The first two claims are clear enough to be useful, where existence can be formalized as ∃xMx\exists x \mathcal{M}x, with Mx\mathcal{M}x being the predicate xx 'is a mathematical object, which holds only for the objects of Pure Mathematics.

Abstractness, states that all mathematical objects are abstract, in the sense of being non-spatiotemporal, and not necessarily causally important.

Independence lacks clarity in comparison, due to the question of the meaning of ascribing independence to an object.

The obvious fix is simply the counterfactual that, were there intelligent agents, with different language or thought than we possess, there would still be mathematical objects.

1.1 Historical remarks

Platonism as it stands here is distinguished from the perspective of Plato, with his work not being considered critical for defending the argument, having grown beyond his theory of abstract and eternal forms.

Not only is this no longer Plato's formalism, but it is a purely metaphysical perspective, lacking substantive epistemological content.

Lastly, the description of mathematical platonism presented here does not claim that all of the truths of pure mathematics are necessary, as many philosophers who are platonists reject this claim.

1.2 Philosophical Significance

Platonism in this regard is philosophically significant, in that it challenges the physicalist idea that reality is exhausted by the physical, because it entails a sector of reality that is non-physical and contains objects which are removed from the causal, spatio-temporal hierarchy observed in physical science.

It also presents issues to naturalistic theories of knowledge, for mathematics is knowledge we posses, which is abstract, and this would be hard for naturalistic theories to account for.

These consequences are not unique to this form of platonism, but it is unusually well equipped to make such challenges, due to its ubiquitous success, and the fact that few contemporary analytic philosophers will rebuke fundamental claims made by a discipline with the track record mathematics possesses.

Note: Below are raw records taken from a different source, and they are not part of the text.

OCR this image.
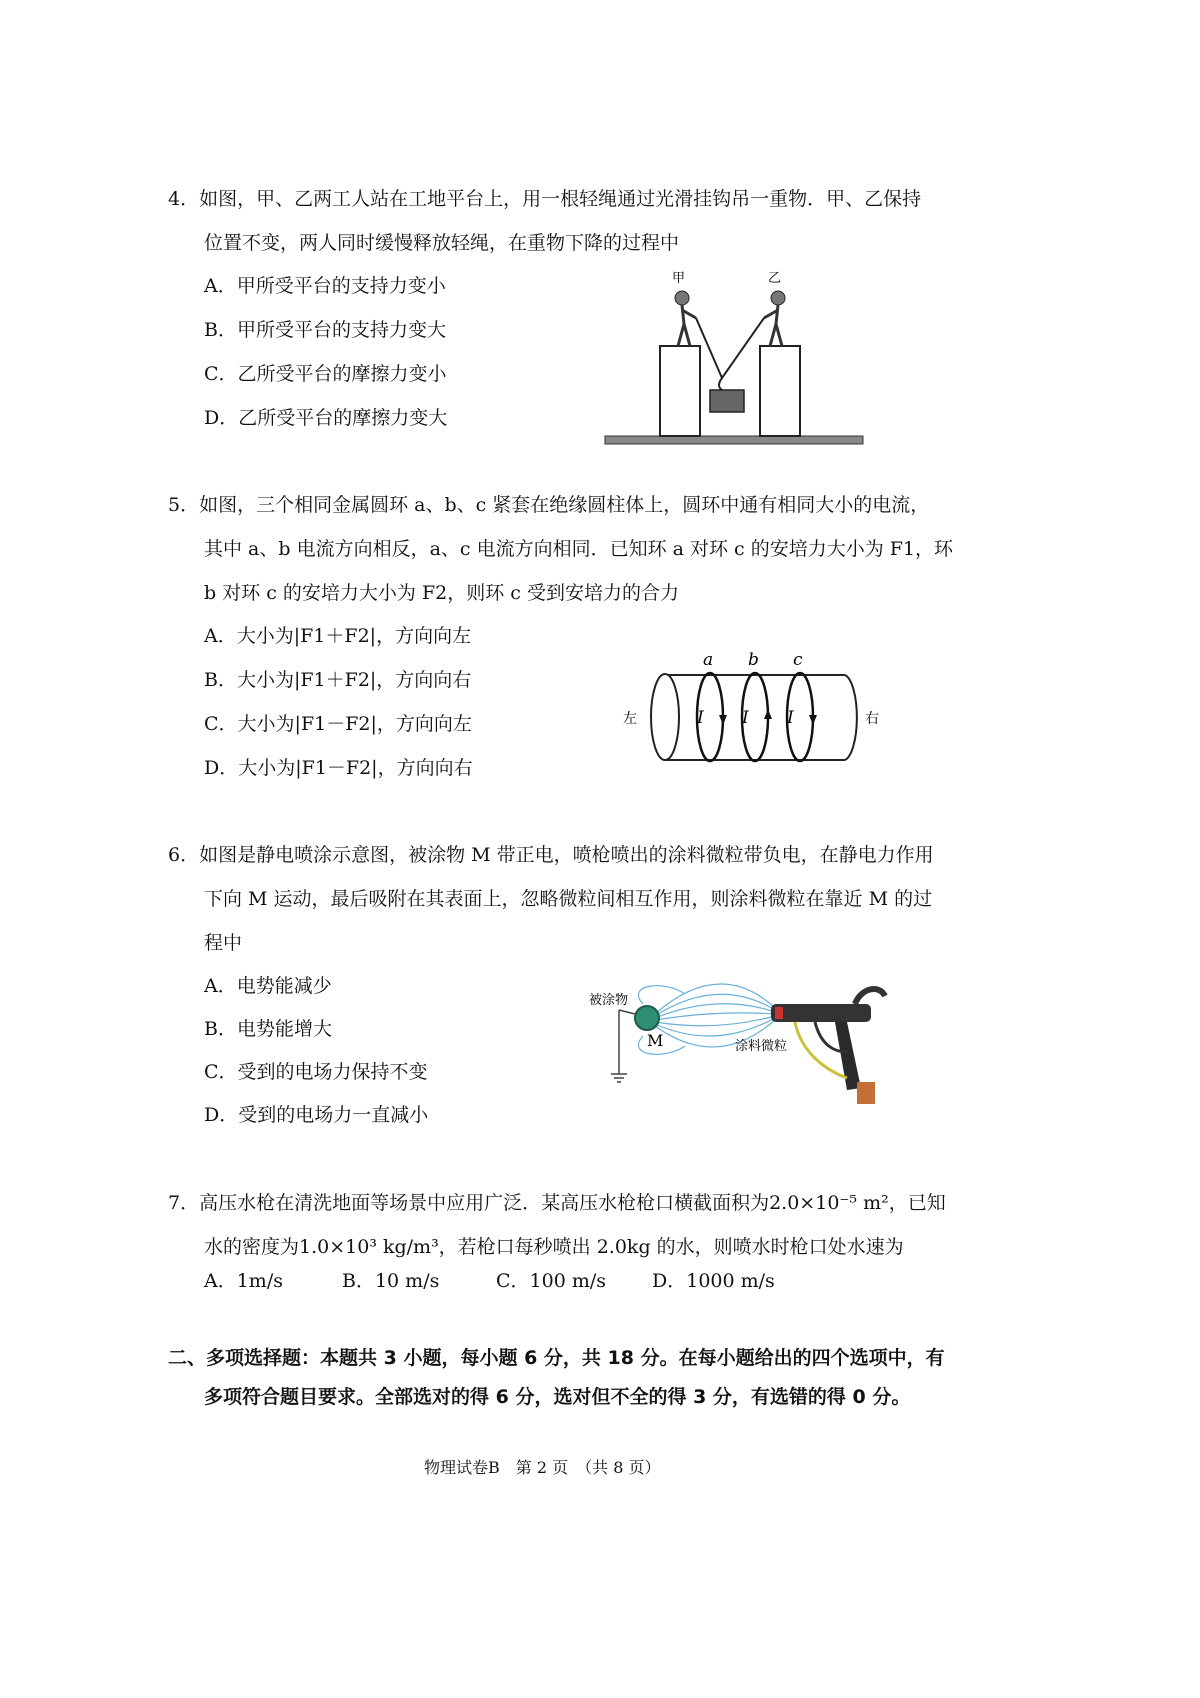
4．如图，甲、乙两工人站在工地平台上，用一根轻绳通过光滑挂钩吊一重物．甲、乙保持
位置不变，两人同时缓慢释放轻绳，在重物下降的过程中
A．甲所受平台的支持力变小
B．甲所受平台的支持力变大
C．乙所受平台的摩擦力变小
D．乙所受平台的摩擦力变大
甲	乙
5．如图，三个相同金属圆环 a、b、c 紧套在绝缘圆柱体上，圆环中通有相同大小的电流，
其中 a、b 电流方向相反，a、c 电流方向相同．已知环 a 对环 c 的安培力大小为 F1，环
b 对环 c 的安培力大小为 F2，则环 c 受到安培力的合力
A．大小为|F1＋F2|，方向向左
B．大小为|F1＋F2|，方向向右
C．大小为|F1－F2|，方向向左
D．大小为|F1－F2|，方向向右
a b c
I I I
左	右
6．如图是静电喷涂示意图，被涂物 M 带正电，喷枪喷出的涂料微粒带负电，在静电力作用
下向 M 运动，最后吸附在其表面上，忽略微粒间相互作用，则涂料微粒在靠近 M 的过
程中
A．电势能减少
B．电势能增大
C．受到的电场力保持不变
D．受到的电场力一直减小
被涂物
M	涂料微粒
7．高压水枪在清洗地面等场景中应用广泛．某高压水枪枪口横截面积为2.0×10⁻⁵ m²，已知
水的密度为1.0×10³ kg/m³，若枪口每秒喷出 2.0kg 的水，则喷水时枪口处水速为
A．1m/s	B．10 m/s	C．100 m/s D．1000 m/s
二、多项选择题：本题共 3 小题，每小题 6 分，共 18 分。在每小题给出的四个选项中，有
多项符合题目要求。全部选对的得 6 分，选对但不全的得 3 分，有选错的得 0 分。
物理试卷B　第 2 页　（共 8 页）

Should if it is revealed via philosophical analysis, that mathematics does lead to these consequences, the option of rejecting mathematics is simply untenable.

For instance, in cases where the consequences presented by the tenets of theologies, the parts relevant to the unacceptable consequences are rejected.

1.3 Object Realism

If we define object realism to be the belief that abstract mathematical objects exist, then it can be considered a conjunction of Existence and Abstractness.

It stands in opposition to nominalism, which maintains that there are no abstract objects.